Unique Forms of Continuity in Space, Umberto Boccioni


Unique Forms of Continuity in Space 1913 (1931), 20th Century,
bronze, 112 x 40 x 90 cm, Umberto Boccioni (1882-1916) / Museo del Novecento,
Milan, Italy / Mondadori Portfolio/Electa/Luca Carrà / Bridgeman Images


Unique Forms of Continuity in Space is one of my favourite sculptures ever. I discovered it during my university years and since then this artwork has always fascinated me for the way it captures the energy within motion. Influenced by Michelangelo and cubism, Unique Forms of Continuity in Space probably represents the best achievement of Boccioni’s theories on plastic dynamism, where the artist develops an idea of time as a synthesis and not a mere sequence of consecutive moments. The majority of the images of this sculpture usually show the side of it, but I wanted to choose a detail of the front as, I think, it helps fully understand the complexity of the composition.

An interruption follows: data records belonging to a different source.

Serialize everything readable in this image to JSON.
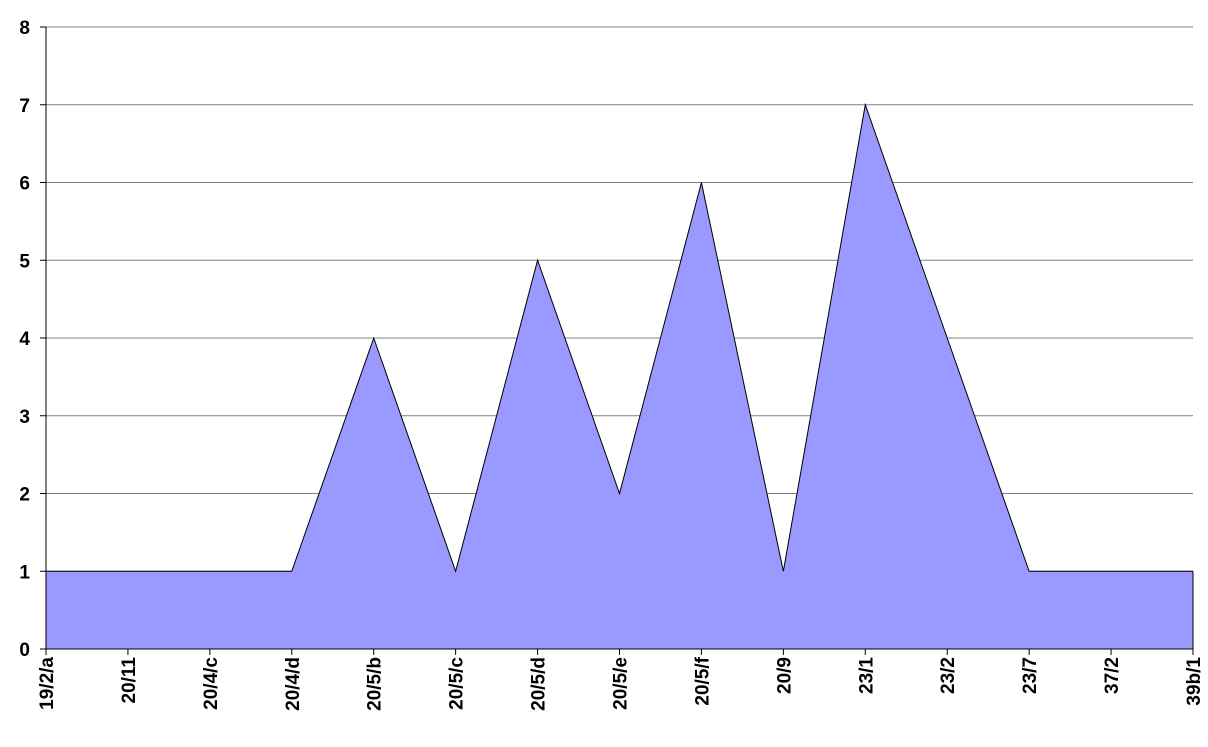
{
  "chart_data": {
    "type": "area",
    "categories": [
      "19/2/a",
      "20/11",
      "20/4/c",
      "20/4/d",
      "20/5/b",
      "20/5/c",
      "20/5/d",
      "20/5/e",
      "20/5/f",
      "20/9",
      "23/1",
      "23/2",
      "23/7",
      "37/2",
      "39b/1"
    ],
    "series": [
      {
        "values": [
          1,
          1,
          1,
          1,
          4,
          1,
          5,
          2,
          6,
          1,
          7,
          4,
          1,
          1,
          1
        ]
      }
    ],
    "ylim": [
      0,
      8
    ],
    "yticks": [
      0,
      1,
      2,
      3,
      4,
      5,
      6,
      7,
      8
    ],
    "grid": true,
    "legend": "none",
    "title": "",
    "xlabel": "",
    "ylabel": "",
    "colors": {
      "fill": "#9999ff",
      "line": "#000000",
      "grid": "#808080"
    }
  }
}
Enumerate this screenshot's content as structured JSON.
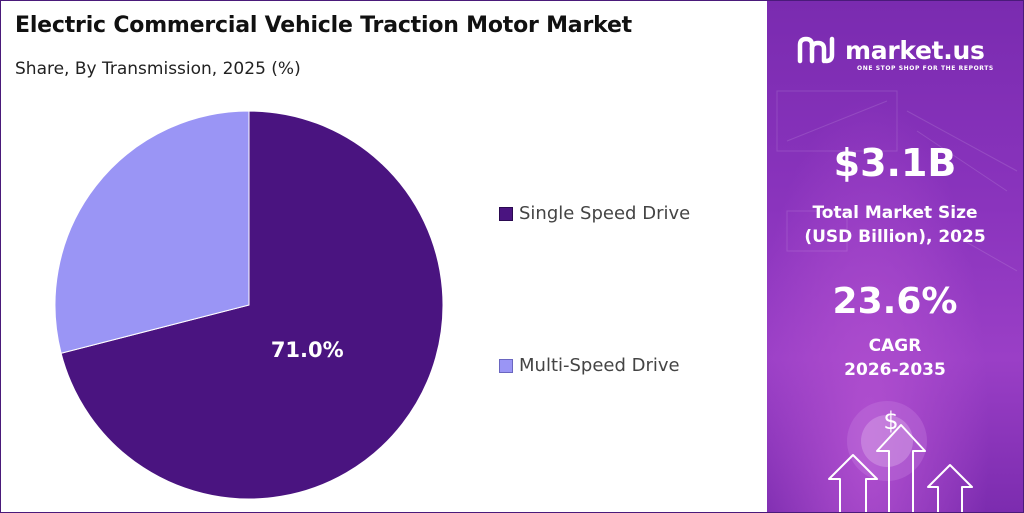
{
  "title": "Electric Commercial Vehicle Traction Motor Market",
  "subtitle": "Share, By Transmission, 2025 (%)",
  "chart_data": {
    "type": "pie",
    "title": "Electric Commercial Vehicle Traction Motor Market",
    "subtitle": "Share, By Transmission, 2025 (%)",
    "categories": [
      "Single Speed Drive",
      "Multi-Speed Drive"
    ],
    "values": [
      71.0,
      29.0
    ],
    "colors": [
      "#4a1480",
      "#9a95f5"
    ],
    "data_labels": [
      "71.0%",
      ""
    ],
    "legend_position": "right"
  },
  "sidebar": {
    "brand": "market.us",
    "tagline": "ONE STOP SHOP FOR THE REPORTS",
    "market_size_value": "$3.1B",
    "market_size_label_line1": "Total Market Size",
    "market_size_label_line2": "(USD Billion), 2025",
    "cagr_value": "23.6%",
    "cagr_label_line1": "CAGR",
    "cagr_label_line2": "2026-2035",
    "dollar_symbol": "$"
  }
}
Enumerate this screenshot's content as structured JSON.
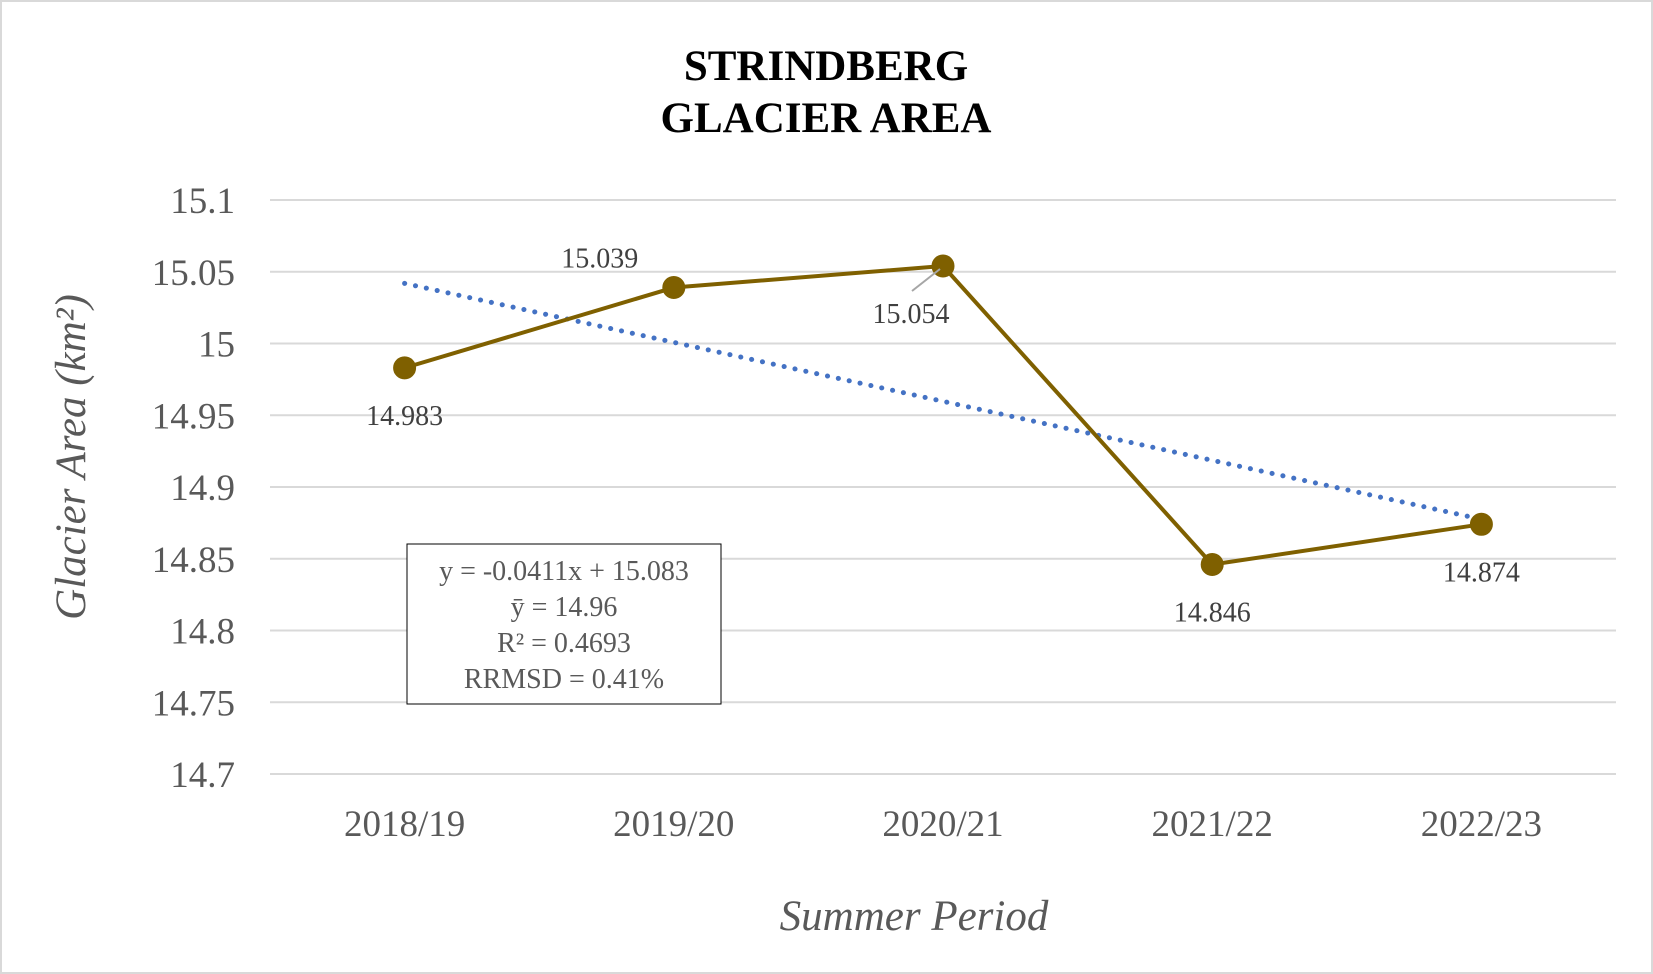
{
  "chart_data": {
    "type": "line",
    "title": [
      "STRINDBERG",
      "GLACIER AREA"
    ],
    "xlabel": "Summer Period",
    "ylabel": "Glacier Area (km²)",
    "categories": [
      "2018/19",
      "2019/20",
      "2020/21",
      "2021/22",
      "2022/23"
    ],
    "series": [
      {
        "values": [
          14.983,
          15.039,
          15.054,
          14.846,
          14.874
        ],
        "color": "#7f6000",
        "data_labels": [
          "14.983",
          "15.039",
          "15.054",
          "14.846",
          "14.874"
        ]
      }
    ],
    "trendline": {
      "type": "linear",
      "style": "dotted",
      "color": "#4472c4",
      "slope": -0.0411,
      "intercept": 15.083
    },
    "ylim": [
      14.7,
      15.1
    ],
    "yticks": [
      "15.1",
      "15.05",
      "15",
      "14.95",
      "14.9",
      "14.85",
      "14.8",
      "14.75",
      "14.7"
    ],
    "grid": true,
    "stats_box": [
      "y = -0.0411x + 15.083",
      "ȳ = 14.96",
      "R² = 0.4693",
      "RRMSD = 0.41%"
    ]
  }
}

The Last Automat III, Max Ferguson


The Last Automat III, 2003 (oil on panel), Max Ferguson / Private Collection / Bridgeman Images


I met Max Ferguson in January 2007, during an internship at New York Bridgeman office. On that occasion, he gave me a copy of a catalogue on his work, Going, Going, Gone: Paintings of a Vanishing New York. I immediately liked his style. Among the images featured in the catalogue in question, The Last Automat III particularly caught my attention. The vending machine appearing in this painting is something suspended between tradition and modernity, between handmade meals and fast food. I find it a very fascinating object and I think the way the artist emphasises the light on the cake slices contributes to enhance a sort of 'magical' aura.

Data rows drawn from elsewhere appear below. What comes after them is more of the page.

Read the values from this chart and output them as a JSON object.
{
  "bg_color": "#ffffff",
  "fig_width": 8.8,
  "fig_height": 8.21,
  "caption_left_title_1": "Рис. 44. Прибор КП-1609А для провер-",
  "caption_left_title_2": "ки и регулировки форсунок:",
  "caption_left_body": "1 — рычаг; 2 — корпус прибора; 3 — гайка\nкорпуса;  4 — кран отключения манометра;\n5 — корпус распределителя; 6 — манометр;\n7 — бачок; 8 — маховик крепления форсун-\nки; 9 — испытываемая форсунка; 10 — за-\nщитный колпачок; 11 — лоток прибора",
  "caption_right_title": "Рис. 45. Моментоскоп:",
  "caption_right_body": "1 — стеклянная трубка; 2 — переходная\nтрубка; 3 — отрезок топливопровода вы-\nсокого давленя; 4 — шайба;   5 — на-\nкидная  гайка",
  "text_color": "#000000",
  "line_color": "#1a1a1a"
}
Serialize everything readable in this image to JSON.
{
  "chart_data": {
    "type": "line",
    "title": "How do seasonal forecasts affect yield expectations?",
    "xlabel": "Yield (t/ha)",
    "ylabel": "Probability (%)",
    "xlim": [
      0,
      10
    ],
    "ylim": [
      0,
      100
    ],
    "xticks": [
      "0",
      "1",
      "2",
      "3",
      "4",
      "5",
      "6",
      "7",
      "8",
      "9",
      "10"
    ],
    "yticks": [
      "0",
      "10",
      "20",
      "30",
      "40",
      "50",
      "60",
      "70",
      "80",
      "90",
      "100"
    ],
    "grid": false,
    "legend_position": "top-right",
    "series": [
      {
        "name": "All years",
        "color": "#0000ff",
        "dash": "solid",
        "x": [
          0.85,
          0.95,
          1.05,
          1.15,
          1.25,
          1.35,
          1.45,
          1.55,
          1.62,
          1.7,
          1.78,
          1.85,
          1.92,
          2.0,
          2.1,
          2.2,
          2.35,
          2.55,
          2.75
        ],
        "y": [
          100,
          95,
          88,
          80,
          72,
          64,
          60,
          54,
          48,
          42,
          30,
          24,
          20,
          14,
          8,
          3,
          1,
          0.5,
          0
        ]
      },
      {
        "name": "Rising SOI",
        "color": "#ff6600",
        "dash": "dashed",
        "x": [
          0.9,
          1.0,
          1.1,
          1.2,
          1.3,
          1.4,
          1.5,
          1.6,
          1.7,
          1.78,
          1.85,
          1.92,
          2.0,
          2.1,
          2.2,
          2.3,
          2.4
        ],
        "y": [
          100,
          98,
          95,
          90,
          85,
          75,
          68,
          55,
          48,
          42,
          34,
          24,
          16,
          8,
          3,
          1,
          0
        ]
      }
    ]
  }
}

Destitute Pea Pickers in Nipoma, California


Destitute pea pickers in Nipoma, California, 1936 (b/w photo),
Dorothea Lange (1895-1965) / Private Collection
/ Bridgeman Images


Depicting rural poverty during the Great Depression, the images commissioned by Farm Security Administration definitely mark a turning point in the history of documentary photography. Among the pictures shot by that amazing group of artists, I’ve always particularly loved the now iconic portrait, colloquially known as Migrant Mother by Dorothea Lange. The face of the woman portrayed in this photograph expresses a vast variety of feelings. Anxiety, tiredness, stress… but I like to see some hope in her eyes as well. The faces of the kids are not visible, but I think that the fact that they are left to our imagination adds power to this picture instead of making it weaker.

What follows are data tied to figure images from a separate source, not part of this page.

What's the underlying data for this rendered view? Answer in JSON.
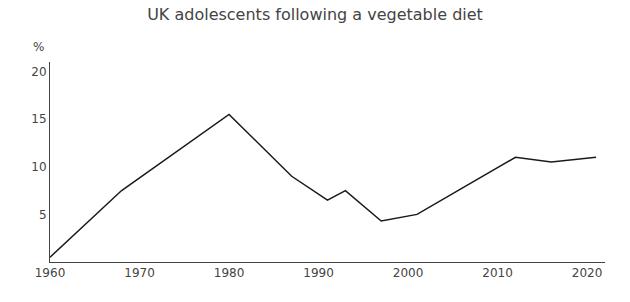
{
  "chart_data": {
    "type": "line",
    "title": "UK adolescents following a vegetable diet",
    "ylabel": "%",
    "x": [
      1960,
      1968,
      1980,
      1987,
      1991,
      1993,
      1997,
      2001,
      2012,
      2016,
      2021
    ],
    "values": [
      0.5,
      7.5,
      15.5,
      9.0,
      6.5,
      7.5,
      4.3,
      5.0,
      11.0,
      10.5,
      11.0
    ],
    "color": "#1a1a1a",
    "xlim": [
      1960,
      2022
    ],
    "ylim": [
      0,
      21
    ],
    "xticks": [
      1960,
      1970,
      1980,
      1990,
      2000,
      2010,
      2020
    ],
    "yticks": [
      5,
      10,
      15,
      20
    ],
    "grid": false
  }
}
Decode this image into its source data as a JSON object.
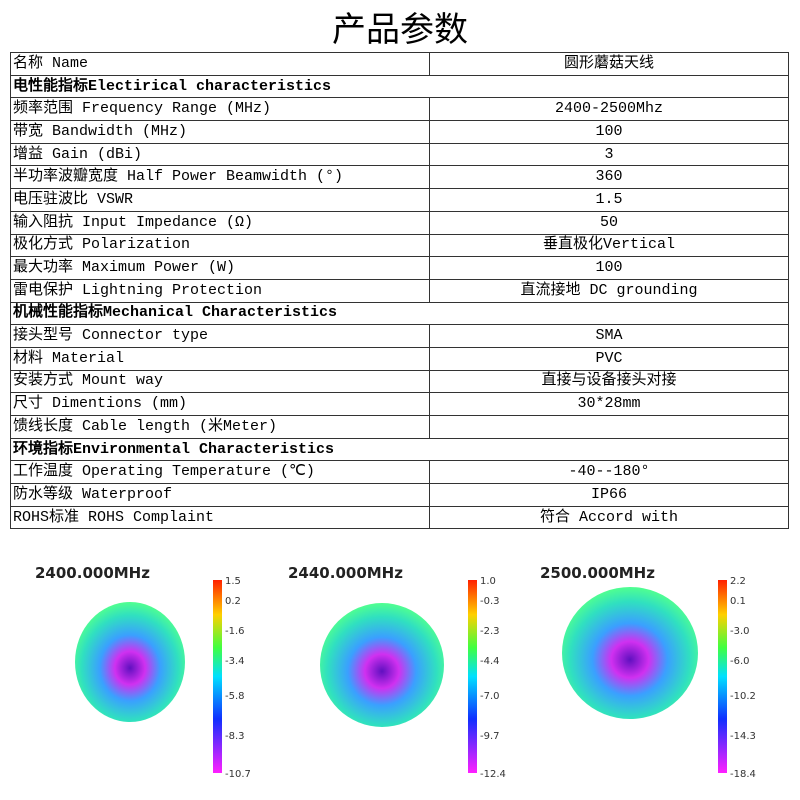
{
  "title": "产品参数",
  "table": {
    "rows": [
      {
        "label": "名称 Name",
        "value": "圆形蘑菇天线"
      },
      {
        "section": "电性能指标Electirical characteristics"
      },
      {
        "label": "频率范围 Frequency Range (MHz)",
        "value": "2400-2500Mhz"
      },
      {
        "label": "带宽 Bandwidth (MHz)",
        "value": "100"
      },
      {
        "label": "增益 Gain (dBi)",
        "value": "3"
      },
      {
        "label": "半功率波瓣宽度 Half Power Beamwidth (°)",
        "value": "360"
      },
      {
        "label": "电压驻波比 VSWR",
        "value": "1.5"
      },
      {
        "label": "输入阻抗 Input Impedance (Ω)",
        "value": "50"
      },
      {
        "label": "极化方式  Polarization",
        "value": "垂直极化Vertical"
      },
      {
        "label": "最大功率  Maximum Power  (W)",
        "value": "100"
      },
      {
        "label": "雷电保护  Lightning Protection",
        "value": "直流接地 DC grounding"
      },
      {
        "section": "机械性能指标Mechanical Characteristics"
      },
      {
        "label": "接头型号  Connector type",
        "value": "SMA"
      },
      {
        "label": "材料 Material",
        "value": "PVC"
      },
      {
        "label": "安装方式 Mount way",
        "value": "直接与设备接头对接"
      },
      {
        "label": "尺寸  Dimentions (mm)",
        "value": "30*28mm"
      },
      {
        "label": "馈线长度 Cable length (米Meter)"
      },
      {
        "section": "环境指标Environmental Characteristics"
      },
      {
        "label": "工作温度 Operating Temperature (℃)",
        "value": "-40--180°"
      },
      {
        "label": "防水等级 Waterproof",
        "value": "IP66"
      },
      {
        "label": "ROHS标准 ROHS Complaint",
        "value": "符合 Accord with"
      }
    ]
  },
  "patterns": [
    {
      "frequency": "2400.000MHz",
      "scale": [
        "1.5",
        "0.2",
        "-1.6",
        "-3.4",
        "-5.8",
        "-8.3",
        "-10.7"
      ]
    },
    {
      "frequency": "2440.000MHz",
      "scale": [
        "1.0",
        "-0.3",
        "-2.3",
        "-4.4",
        "-7.0",
        "-9.7",
        "-12.4"
      ]
    },
    {
      "frequency": "2500.000MHz",
      "scale": [
        "2.2",
        "0.1",
        "-3.0",
        "-6.0",
        "-10.2",
        "-14.3",
        "-18.4"
      ]
    }
  ]
}
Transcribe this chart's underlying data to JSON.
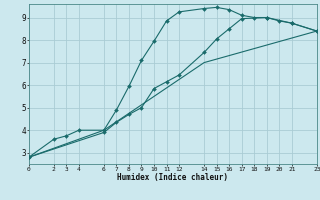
{
  "xlabel": "Humidex (Indice chaleur)",
  "bg_color": "#cce8ee",
  "grid_color": "#aaccd4",
  "line_color": "#1a6b6b",
  "xlim": [
    0,
    23
  ],
  "ylim": [
    2.5,
    9.6
  ],
  "xticks": [
    0,
    2,
    3,
    4,
    6,
    7,
    8,
    9,
    10,
    11,
    12,
    14,
    15,
    16,
    17,
    18,
    19,
    20,
    21,
    23
  ],
  "yticks": [
    3,
    4,
    5,
    6,
    7,
    8,
    9
  ],
  "line1_x": [
    0,
    2,
    3,
    4,
    6,
    7,
    8,
    9,
    10,
    11,
    12,
    14,
    15,
    16,
    17,
    18,
    19,
    20,
    21,
    23
  ],
  "line1_y": [
    2.8,
    3.6,
    3.75,
    4.0,
    4.0,
    4.9,
    5.95,
    7.1,
    7.95,
    8.85,
    9.25,
    9.4,
    9.45,
    9.35,
    9.1,
    9.0,
    9.0,
    8.85,
    8.75,
    8.4
  ],
  "line2_x": [
    0,
    6,
    14,
    23
  ],
  "line2_y": [
    2.8,
    4.0,
    7.0,
    8.4
  ],
  "line3_x": [
    0,
    6,
    7,
    8,
    9,
    10,
    11,
    12,
    14,
    15,
    16,
    17,
    19,
    21,
    23
  ],
  "line3_y": [
    2.8,
    3.9,
    4.35,
    4.7,
    5.0,
    5.85,
    6.15,
    6.45,
    7.45,
    8.05,
    8.5,
    8.95,
    9.0,
    8.75,
    8.4
  ]
}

The Good, The Bad and The Ugly, Picture of Clint Eastwood, dir. Sergio Leone


The Good, The Bad and The Ugly, 1966 directed by SERGIO LEONE,
Clint Eastwood (photo) / Diltz / Bridgeman Images


Cinema plays a very relevant role in Bridgeman’s content. Therefore, I thought I definitely had to include in my selection an image connected to the seventh art. Well, when I hear the word “cinema”, one of the first things occurring to my mind are the amazing western movies by Italian director Sergio Leone. In particular, I really like The Good, the Bad and the Ugly. Leone is believed to have said about Clint Eastwood that “his face has two expressions, one with the cigar and one without it”. I find this quote very hilarious and I always think about it when watching a movie starring Eastwood. By the way, Clint has never smoked and hated the taste of the cigars Leone forced him to smoke on set!